The political landscape in Texas has shifted further to the right as we head into the 2025 legislative session. This shift comes after a surge in political campaigns focusing on gender identity and transgender rights, issues that have become a primary focus for conservative lawmakers. LGBTQ rights advocates say the Texas Legislature, now more conservative than ever, shows no signs of slowing down.
A more aggressive conservative agenda?
In recent years, Republican lawmakers across the U.S. have introduced a wave of bills targeting the LGBTQ community, particularly transgender people. Florida’s controversial “Don’t Say Gay” bill, bans on gender-affirming care for minors, and laws restricting minors from attending drag shows are just a few examples.
Texas was no different, with lawmakers and state leaders at the forefront of some of the most aggressive policies targeting the rights of transgender people.
Matt Lamb, a political science professor at Texas Tech University, believes the focus on restricting LGBTQ rights in Texas will only intensify next year.
“Given how some of the more moderate Republican members lost in primaries this past spring, I imagine they’re going to have a more aggressive conservative agenda in this upcoming session,” Lamb said.
Focusing on LGBTQ rights helped fuel conservative voters to the polls, he said, not just in Texas but across the country. From the president-elect down to local politicians, transgender athletes, access to books that include LGBTQ characters and gender-affirming health care for minors permeated Republican messaging in campaigns at all levels.
“Largely, I imagine they are pursuing these sorts of pieces of legislation — or, if not legislation, then making this a big part of their rhetoric and their messaging — largely because it works,” Lamb explained.
More anti-transgender legislation on the horizon
In 2023, Texas Republicans passed a series of bills restricting access to gender-affirming care for minors and limiting trans athletes’ participation in college sports.
However, that hasn’t stopped the GOP lawmakers from filing even more bills targeting the transgender community. With two months before the 2025 legislative session kicks off, they have already proposed more than 30 anti-transgender bills.
Among them are measures to require children wishing to participate in sports to undergo chromosome tests, mandate parental consent before a child can join any club promoting gender identity and block people from using public restrooms that don’t align with the sex listed on their birth certificates.
This isn’t the first time Texas lawmakers have attempted to pass a bathroom bill.
A similar effort failed to become law, thanks to the opposition of business leaders and law enforcement. But the fact that the issue remains a priority for conservative lawmakers continues to raise concerns among LGBTQ advocates.
Jonathan Gooch, a representative from LGBTQ rights group Equality Texas, said Republicans are focusing on a very small segment of the population. The Williams Institute at UCLA’s School of Law, which studies LGBTQ issues, estimates that only about 4% of the population in Texas identifies as lesbian, gay, bisexual, transgender or queer.
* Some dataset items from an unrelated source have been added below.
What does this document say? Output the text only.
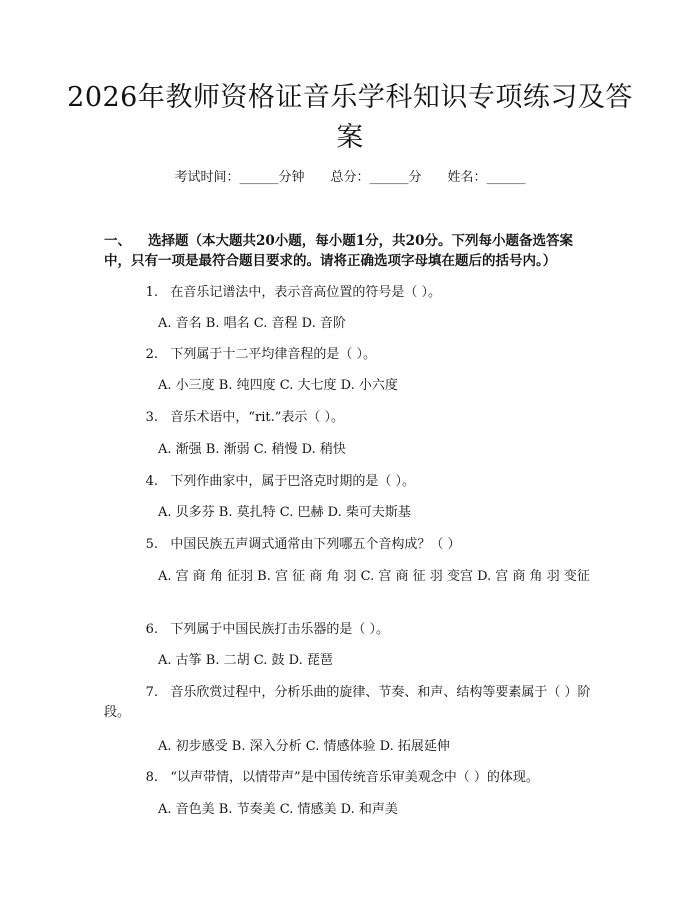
2026年教师资格证音乐学科知识专项练习及答案
考试时间：______分钟 总分：______分 姓名：______
一、 选择题（本大题共20小题，每小题1分，共20分。下列每小题备选答案中，只有一项是最符合题目要求的。请将正确选项字母填在题后的括号内。）
1. 在音乐记谱法中，表示音高位置的符号是（ ）。
A. 音名 B. 唱名 C. 音程 D. 音阶
2. 下列属于十二平均律音程的是（ ）。
A. 小三度 B. 纯四度 C. 大七度 D. 小六度
3. 音乐术语中，“rit.”表示（ ）。
A. 渐强 B. 渐弱 C. 稍慢 D. 稍快
4. 下列作曲家中，属于巴洛克时期的是（ ）。
A. 贝多芬 B. 莫扎特 C. 巴赫 D. 柴可夫斯基
5. 中国民族五声调式通常由下列哪五个音构成？（ ）
A. 宫 商 角 征羽 B. 宫 征 商 角 羽 C. 宫 商 征 羽 变宫 D. 宫 商 角 羽 变征
6. 下列属于中国民族打击乐器的是（ ）。
A. 古筝 B. 二胡 C. 鼓 D. 琵琶
7. 音乐欣赏过程中，分析乐曲的旋律、节奏、和声、结构等要素属于（ ）阶段。
A. 初步感受 B. 深入分析 C. 情感体验 D. 拓展延伸
8. “以声带情，以情带声”是中国传统音乐审美观念中（ ）的体现。
A. 音色美 B. 节奏美 C. 情感美 D. 和声美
“Take the bathroom bill, for example,” Gooch said. “If a trans person needs to renew their driver’s license, they should be able to use the bathroom while they’re there. That shouldn’t be a problem.”
Jonathan Saenz, president of the conservative group Texas Values, argues that these bills are a necessary response to what he sees as a radical leftward shift on transgender issues.
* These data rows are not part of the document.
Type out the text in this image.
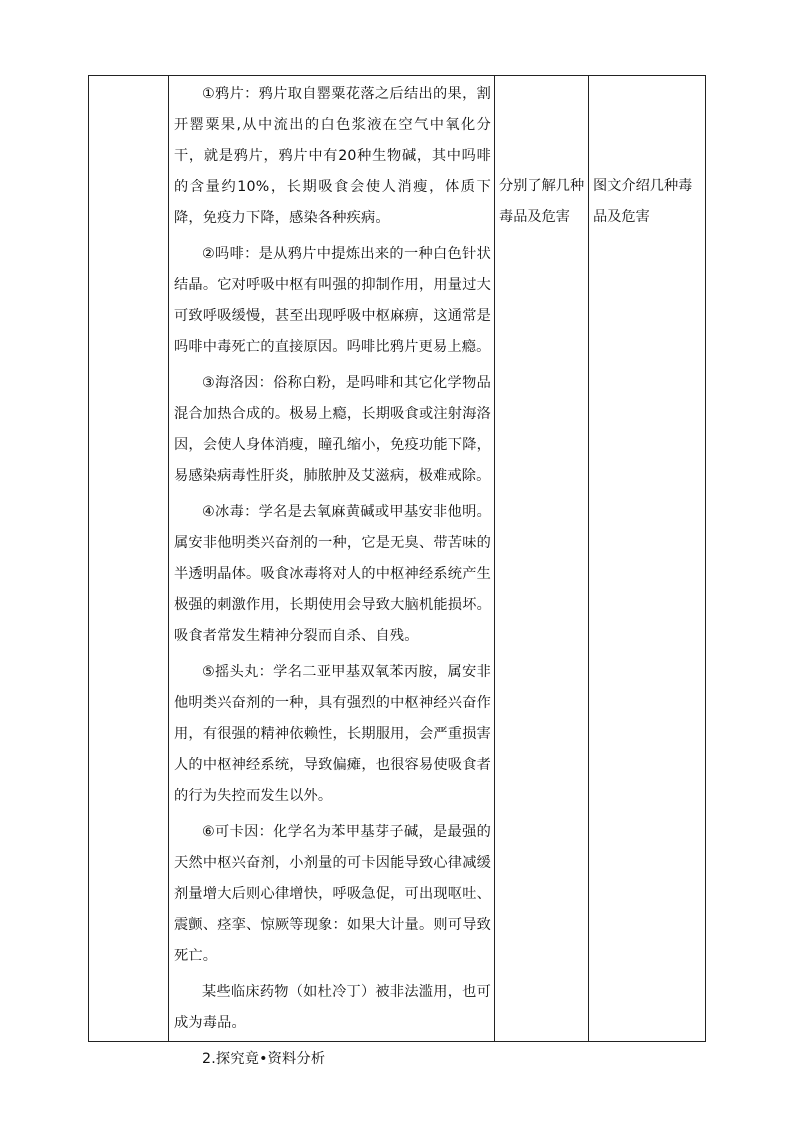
①鸦片：鸦片取自罂粟花落之后结出的果，割开罂粟果,从中流出的白色浆液在空气中氧化分干，就是鸦片，鸦片中有20种生物碱，其中吗啡的含量约10%，长期吸食会使人消瘦，体质下降，免疫力下降，感染各种疾病。

②吗啡：是从鸦片中提炼出来的一种白色针状结晶。它对呼吸中枢有叫强的抑制作用，用量过大可致呼吸缓慢，甚至出现呼吸中枢麻痹，这通常是吗啡中毒死亡的直接原因。吗啡比鸦片更易上瘾。

③海洛因：俗称白粉，是吗啡和其它化学物品混合加热合成的。极易上瘾，长期吸食或注射海洛因，会使人身体消瘦，瞳孔缩小，免疫功能下降，易感染病毒性肝炎，肺脓肿及艾滋病，极难戒除。

④冰毒：学名是去氧麻黄碱或甲基安非他明。属安非他明类兴奋剂的一种，它是无臭、带苦味的半透明晶体。吸食冰毒将对人的中枢神经系统产生极强的刺激作用，长期使用会导致大脑机能损坏。吸食者常发生精神分裂而自杀、自残。

⑤摇头丸：学名二亚甲基双氧苯丙胺，属安非他明类兴奋剂的一种，具有强烈的中枢神经兴奋作用，有很强的精神依赖性，长期服用，会严重损害人的中枢神经系统，导致偏瘫，也很容易使吸食者的行为失控而发生以外。

⑥可卡因：化学名为苯甲基芽子碱，是最强的天然中枢兴奋剂，小剂量的可卡因能导致心律减缓剂量增大后则心律增快，呼吸急促，可出现呕吐、震颤、痉挛、惊厥等现象：如果大计量。则可导致死亡。

某些临床药物（如杜冷丁）被非法滥用，也可成为毒品。

2.探究竟•资料分析

分别了解几种毒品及危害
图文介绍几种毒品及危害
“I think the Democratic Party has gone too far or attached themselves [to] … what you could likely see is a response this legislative session to the pendulum swinging way too far to the other side, to the left, on transgender issues,” Saenz said.
Democratic Party Chairman Gilberto Hinojosa told The Texas Newsroom something along the same lines after election results came out in November.
“[Democrats] can support transgender rights up and down all the categories where the issue comes up,” Hinojosa said. “Or you can understand that there’s certain things that we just go too far on, that a big bulk of our population does not support.”
He later apologized and announced that he’d resign from his seat in March days after the comment.
The impact of ‘hateful’ legislation
Even if many of these bills do not ultimately pass, experts say they can still have a harmful impact on the LGBTQ community.
Lauren Gutterman, a professor of Women, Gender, and Sexuality Studies at the University of Texas, warned that such legislation fosters more discrimination and violence against transgender people or people who are gender nonconforming, regardless of how they identify.
She believes the focus on the LGBTQ, and particularly the transgender, community is disproportionate to their size within the overall population.
Operators of LGBTQ helplines, like the Trevor Project, say calls spike when bills affecting the transgender community are debated.
“It’s almost with each successive meeting of the legislature, the kind of hateful bills directed at the LGBTQ+ community just become more and more severe and punishing,” Gutterman said.
“These bills are kind of punching down at an already vulnerable population.”